Afterwards, I performed DADA2 on the trimmed sequences using three different truncation lengths based on quality score thresholds: 20%, 25%, and 30% of the 25th percentile of the quality score.

I now have three sets of denoising statistics for each truncation length, but when viewing these datasets in QIIME View, I notice minimal variation in the results across the results ( percentage of merged , percentage of non chimeric). Also, about 25 samples have 0 percent in terms of merge and nonchimeric.

Given these results, I’m seeking advice on which truncation length and percentage might be most appropriate for my analysis. Are there specific factors I should consider to get the better result?
Thank you in advance.

Best regards,
Namraj

Here are the attached files:
denoising-stats254204.qzv (1.2 MB)
denoising-stats257209.qzv (1.2 MB)
denoising-stats275223.qzv (1.2 MB)
paired-end-demux.qzv (315.7 KB)
trimmed-seqs-16S.qzv (321.7 KB)

Hello @Namraj_Jaishi,

This is a great post! I always find parameter sweeps very helpful. Thank you for sharing all your data.

Based on the quality, I like your choices for trim and trunc locations:

One goal is to keep the most data possible. The other goal is to keep only the highest quality data. So it's a tradeoff between quantity and quality, hopefully with a sweet spot in the middle.
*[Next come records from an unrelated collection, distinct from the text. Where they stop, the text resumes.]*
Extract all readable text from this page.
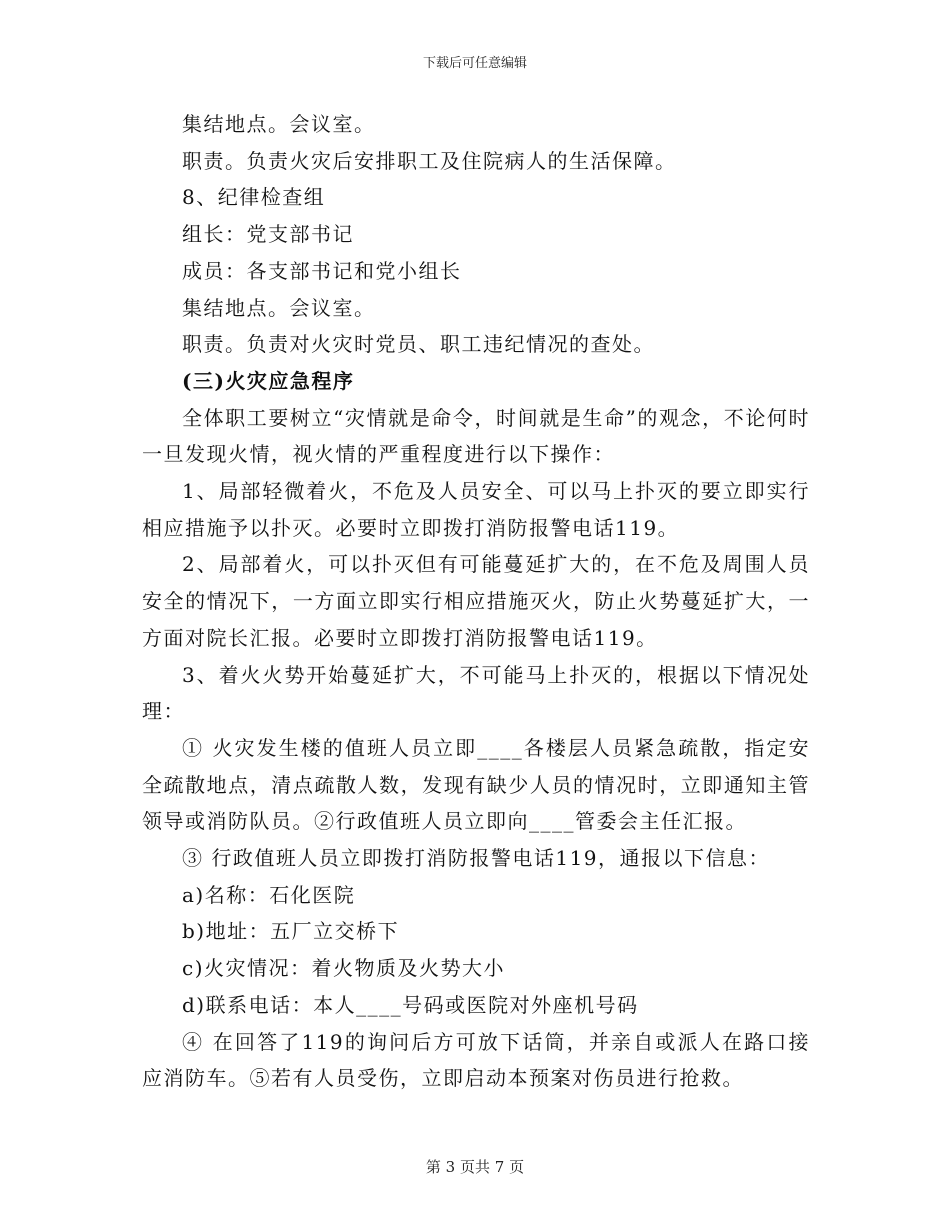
下载后可任意编辑

集结地点。会议室。

职责。负责火灾后安排职工及住院病人的生活保障。

8、纪律检查组

组长：党支部书记

成员：各支部书记和党小组长

集结地点。会议室。

职责。负责对火灾时党员、职工违纪情况的查处。

(三)火灾应急程序

全体职工要树立“灾情就是命令，时间就是生命”的观念，不论何时一旦发现火情，视火情的严重程度进行以下操作：

1、局部轻微着火，不危及人员安全、可以马上扑灭的要立即实行相应措施予以扑灭。必要时立即拨打消防报警电话119。

2、局部着火，可以扑灭但有可能蔓延扩大的，在不危及周围人员安全的情况下，一方面立即实行相应措施灭火，防止火势蔓延扩大，一方面对院长汇报。必要时立即拨打消防报警电话119。

3、着火火势开始蔓延扩大，不可能马上扑灭的，根据以下情况处理：

① 火灾发生楼的值班人员立即____各楼层人员紧急疏散，指定安全疏散地点，清点疏散人数，发现有缺少人员的情况时，立即通知主管领导或消防队员。②行政值班人员立即向____管委会主任汇报。

③ 行政值班人员立即拨打消防报警电话119，通报以下信息：

a)名称：石化医院

b)地址：五厂立交桥下

c)火灾情况：着火物质及火势大小

d)联系电话：本人____号码或医院对外座机号码

④ 在回答了119的询问后方可放下话筒，并亲自或派人在路口接应消防车。⑤若有人员受伤，立即启动本预案对伤员进行抢救。

第 3 页共 7 页
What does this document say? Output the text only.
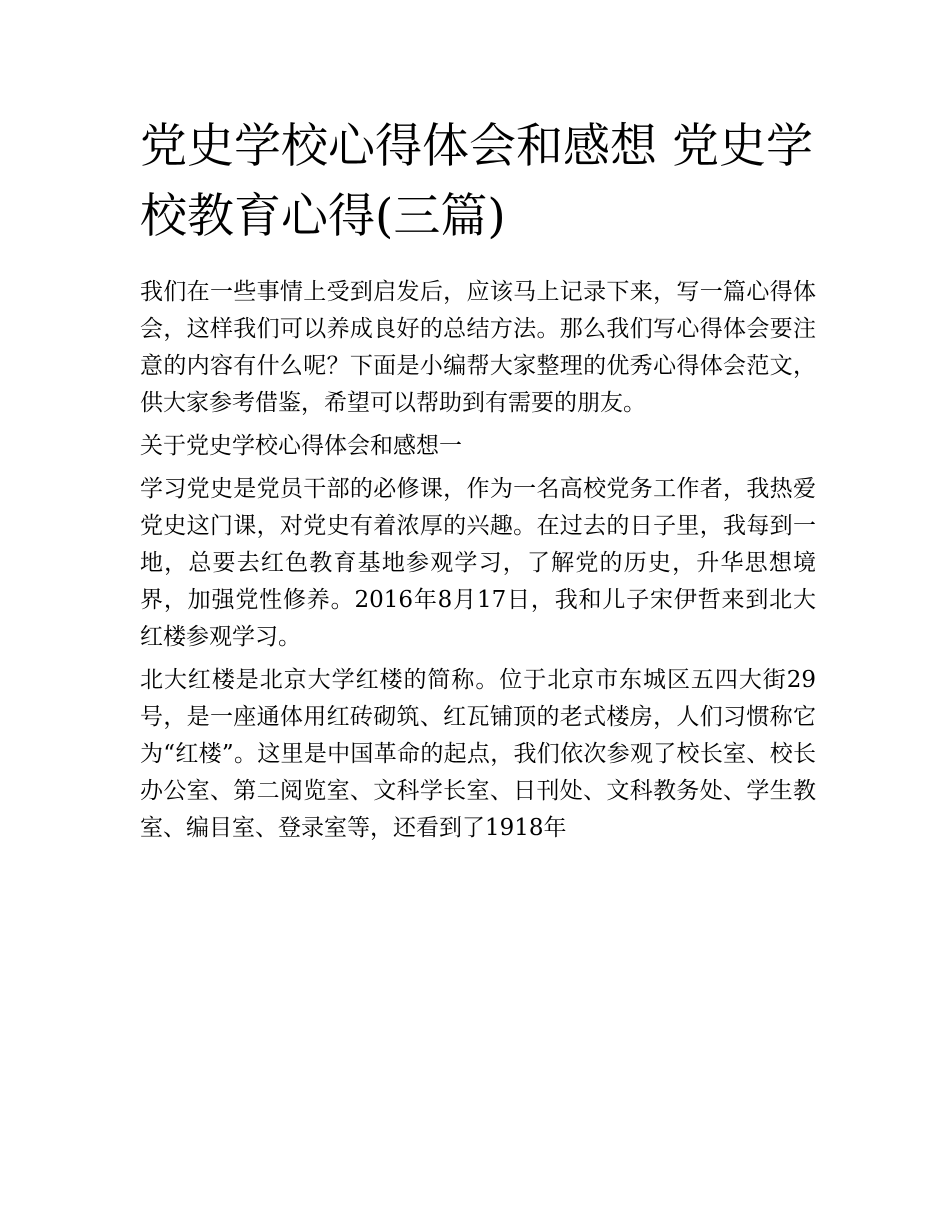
党史学校心得体会和感想 党史学校教育心得(三篇)

我们在一些事情上受到启发后，应该马上记录下来，写一篇心得体会，这样我们可以养成良好的总结方法。那么我们写心得体会要注意的内容有什么呢？下面是小编帮大家整理的优秀心得体会范文，供大家参考借鉴，希望可以帮助到有需要的朋友。

关于党史学校心得体会和感想一

学习党史是党员干部的必修课，作为一名高校党务工作者，我热爱党史这门课，对党史有着浓厚的兴趣。在过去的日子里，我每到一地，总要去红色教育基地参观学习，了解党的历史，升华思想境界，加强党性修养。2016年8月17日，我和儿子宋伊哲来到北大红楼参观学习。

北大红楼是北京大学红楼的简称。位于北京市东城区五四大街29号，是一座通体用红砖砌筑、红瓦铺顶的老式楼房，人们习惯称它为“红楼”。这里是中国革命的起点，我们依次参观了校长室、校长办公室、第二阅览室、文科学长室、日刊处、文科教务处、学生教室、编目室、登录室等，还看到了1918年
In the third file, denoising-stats275223.qzv, a very small percentage of reads merge, I would not use that one.

The other two files are similar. Most samples have >11k reads in them, which is pretty good!

I noticed that just over 30 samples had less than 50 input reads.
I would say these "failed to sequence." This is pretty common for samples with low biomass, but it could indicate something else.

It could also be bad luck from the sequencing core, and it's worth asking them if they would run your samples again! Losing 30 samples from a cohort is really hard!

Let us know if you have more questions! :qiime2:

3 Likes

Thank you for your insights. I will get back to the sequencing center about low-input reads.